In depth: The United States Department of Education has called for a “significant culture change” at US universities to address “ineffective or nonexistent oversight” of foreign income, as it published a report claiming inadequate reporting of $6.5 billion in foreign gifts and contracts.

Full storyTwelve universities ‘failed to declare $6.5bn in foreign gifts’

 


 

Here is the rest of the US news this week…

Democrats concerned about student borrowers

Thirty-four Democrat senators have signed a letter to education secretary Betsy DeVos, calling on her to broaden the scope of student debt relief under the Cares Act, which offers financial support for dealing with Covid-19. In the letter, the senators said that 8.2 million students had been missed by the debt relief programme as some or all of their student loan was ineligible.
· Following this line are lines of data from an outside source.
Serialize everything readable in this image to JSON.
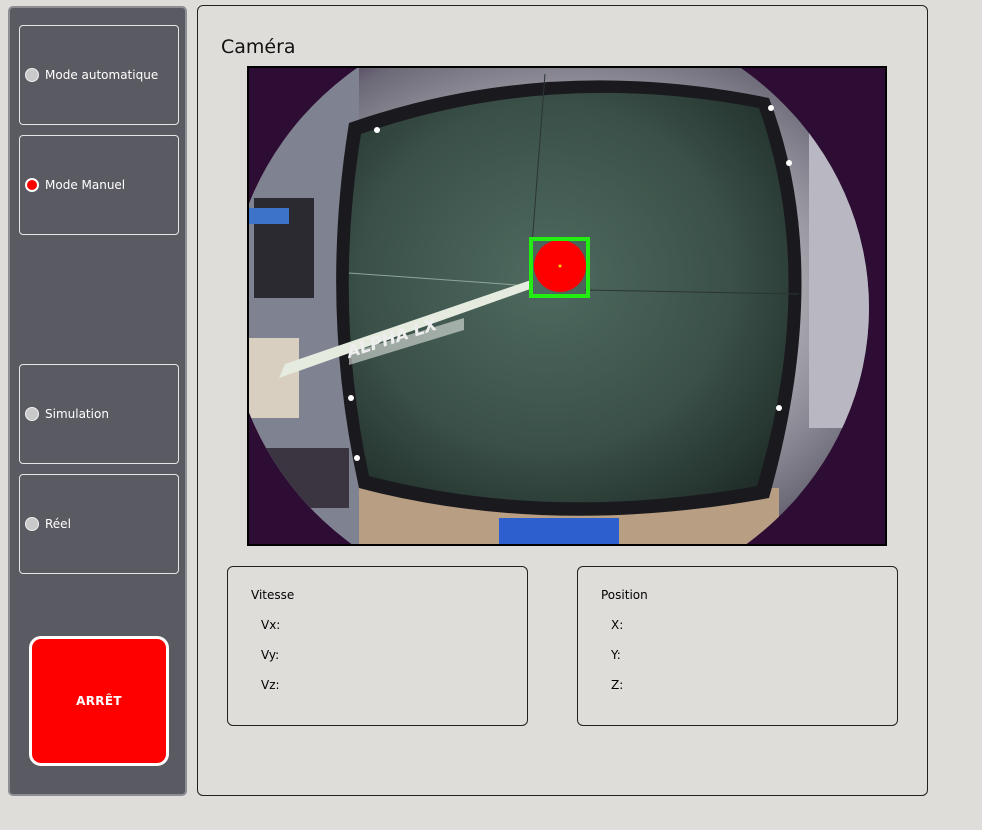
{
  "sidebar": {
    "mode_auto_label": "Mode automatique",
    "mode_manual_label": "Mode Manuel",
    "simulation_label": "Simulation",
    "real_label": "Réel",
    "selected_mode": "Mode Manuel",
    "stop_label": "ARRÊT"
  },
  "camera": {
    "title": "Caméra",
    "overlay_text": "ALPHA LX"
  },
  "speed": {
    "title": "Vitesse",
    "vx_label": "Vx:",
    "vy_label": "Vy:",
    "vz_label": "Vz:"
  },
  "position": {
    "title": "Position",
    "x_label": "X:",
    "y_label": "Y:",
    "z_label": "Z:"
  },
  "colors": {
    "stop": "#ff0000",
    "detection_box": "#22ee11",
    "target": "#ff0000",
    "panel": "#5a5a62"
  }
}
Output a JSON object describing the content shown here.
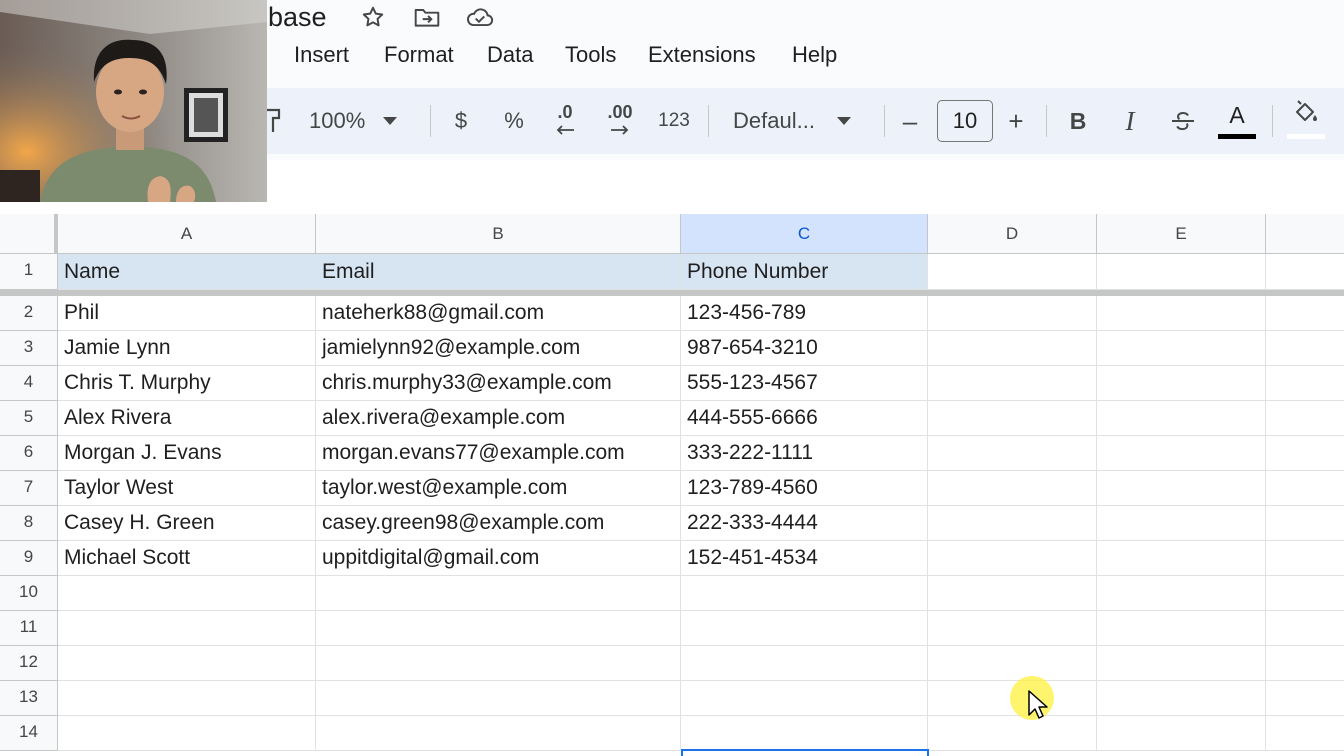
{
  "title_bar": {
    "title_fragment": "base",
    "icons": [
      "star-icon",
      "move-to-folder-icon",
      "cloud-status-icon"
    ]
  },
  "menu": {
    "items": [
      "Insert",
      "Format",
      "Data",
      "Tools",
      "Extensions",
      "Help"
    ]
  },
  "toolbar": {
    "zoom": "100%",
    "currency": "$",
    "percent": "%",
    "decrease_decimal": ".0",
    "increase_decimal": ".00",
    "number_format": "123",
    "font": "Defaul...",
    "decrease_font_size": "–",
    "font_size": "10",
    "increase_font_size": "+",
    "bold": "B",
    "italic": "I",
    "text_color_label": "A",
    "text_color": "#000000",
    "fill_color": "#ffffff"
  },
  "sheet": {
    "columns": [
      "A",
      "B",
      "C",
      "D",
      "E"
    ],
    "selected_column": "C",
    "rows": [
      {
        "num": "1",
        "cells": [
          "Name",
          "Email",
          "Phone Number",
          "",
          ""
        ]
      },
      {
        "num": "2",
        "cells": [
          "Phil",
          "nateherk88@gmail.com",
          "123-456-789",
          "",
          ""
        ]
      },
      {
        "num": "3",
        "cells": [
          "Jamie Lynn",
          "jamielynn92@example.com",
          "987-654-3210",
          "",
          ""
        ]
      },
      {
        "num": "4",
        "cells": [
          "Chris T. Murphy",
          "chris.murphy33@example.com",
          "555-123-4567",
          "",
          ""
        ]
      },
      {
        "num": "5",
        "cells": [
          "Alex Rivera",
          "alex.rivera@example.com",
          "444-555-6666",
          "",
          ""
        ]
      },
      {
        "num": "6",
        "cells": [
          "Morgan J. Evans",
          "morgan.evans77@example.com",
          "333-222-1111",
          "",
          ""
        ]
      },
      {
        "num": "7",
        "cells": [
          "Taylor West",
          "taylor.west@example.com",
          "123-789-4560",
          "",
          ""
        ]
      },
      {
        "num": "8",
        "cells": [
          "Casey H. Green",
          "casey.green98@example.com",
          "222-333-4444",
          "",
          ""
        ]
      },
      {
        "num": "9",
        "cells": [
          "Michael Scott",
          "uppitdigital@gmail.com",
          "152-451-4534",
          "",
          ""
        ]
      },
      {
        "num": "10",
        "cells": [
          "",
          "",
          "",
          "",
          ""
        ]
      },
      {
        "num": "11",
        "cells": [
          "",
          "",
          "",
          "",
          ""
        ]
      },
      {
        "num": "12",
        "cells": [
          "",
          "",
          "",
          "",
          ""
        ]
      },
      {
        "num": "13",
        "cells": [
          "",
          "",
          "",
          "",
          ""
        ]
      },
      {
        "num": "14",
        "cells": [
          "",
          "",
          "",
          "",
          ""
        ]
      }
    ]
  },
  "colors": {
    "header_row_fill": "#d7e5f2",
    "selection_accent": "#1a73e8",
    "toolbar_background": "#edf2fa",
    "cursor_highlight": "#fff03c"
  }
}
The department should contact them and help them transfer their debt to make it eligible for relief, the senators said.

Integrity office seeks examples of best practice

The Office of Research Integrity, a federal watchdog, is looking for examples of “best practices, challenges and needs related to teaching the responsible conduct of research”. The Department of Health and Human Services, of which the Office of Research Integrity is part, will use the advice to create training and education materials for researchers funded by the Public Health Service. The consultation is open until 18 December.

Analysis points to Covid-19 impacts on research

An analysis of how Covid-19 has affected the research system in the United States has found that the biggest disruptions have been to researchers and students themselves, while the impact on institutions is largely unknown. Funding is likely to remain stable, the study by Jane Radecki and Roger Schonfeld of the academic digitisation charity Ithaka S+R found. It is unclear how long innovations in academic communication adopted in response to the pandemic will last, or how the business models of research universities might change in the long term, they said.